To state what one’s work is “about” in a non-dialogue situation is rather frightening. Can writing about visual art attenuate the inspiration for nonverbal expression? I do know that I reject the often-stated artist’s burden of “teaching us about ourselves.” Life itself seems to have a way of doing that very well. Neither do I aspire to raise the viewer’s consciousness of social ills; I prefer to leave that to the journalists..and others. An artist once said that you “paint your childhood.” Art certainly must come from that place so strongly imprinted by early impressions of the wonder and mystery of life. I also know that if the viewer has no subconscious link to the psyche of the artist, the painting may as well be a blank canvas.
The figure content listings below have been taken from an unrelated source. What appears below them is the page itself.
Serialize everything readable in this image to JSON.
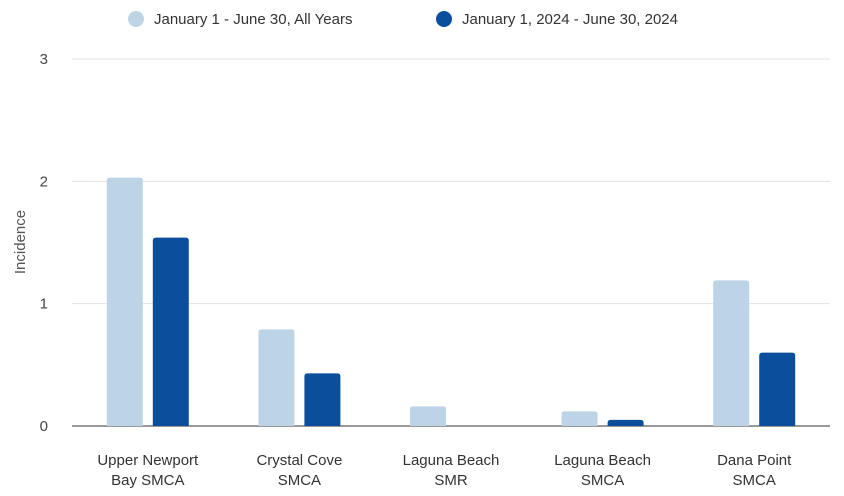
{
  "chart_data": {
    "type": "bar",
    "categories": [
      [
        "Upper Newport",
        "Bay SMCA"
      ],
      [
        "Crystal Cove",
        "SMCA"
      ],
      [
        "Laguna Beach",
        "SMR"
      ],
      [
        "Laguna Beach",
        "SMCA"
      ],
      [
        "Dana Point",
        "SMCA"
      ]
    ],
    "series": [
      {
        "name": "January 1 - June 30, All Years",
        "color": "#bcd4e6",
        "values": [
          2.03,
          0.79,
          0.16,
          0.12,
          1.19
        ]
      },
      {
        "name": "January 1, 2024 - June 30, 2024",
        "color": "#0b4f9c",
        "values": [
          1.54,
          0.43,
          0,
          0.05,
          0.6
        ]
      }
    ],
    "xlabel": "",
    "ylabel": "Incidence",
    "ylim": [
      0,
      3
    ],
    "yticks": [
      0,
      1,
      2,
      3
    ],
    "grid": true,
    "legend_position": "top"
  }
}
Work is in public and private collections. Among places I have shown is Duchess Community College and the Silvermine annual exhibition., the Springfield Exhibition of Hellenic Artists. Received a Dutchess County Arts Council grant, along with three other artists, to construct an installation at the Barrett Art Center in Poughkeepsie, NY. I have a BS degree and thirty-six graduate hours in art education from SUNY New Paltz. I have studied painting with, among others, Ilya Bolotowsky, Joseph Miniewski, Bernard Steffans, Bruce Dorfman. Bolotowksy was an amazing man. He made students feel that their style was his style, he seemed to immerse himself in the student's sensibility. Even as a beginner, I was already producing loose, abstract painterly canvasses with his approval and admiration. How startled and chagrined I was to discover at a faculty show (and learned later) that Bolotowky was a preeminent member of the geometric, hard-edged Neoplastic School, fashioning tondos, though in the secondary colors, rather than the primary colors of Mondrian.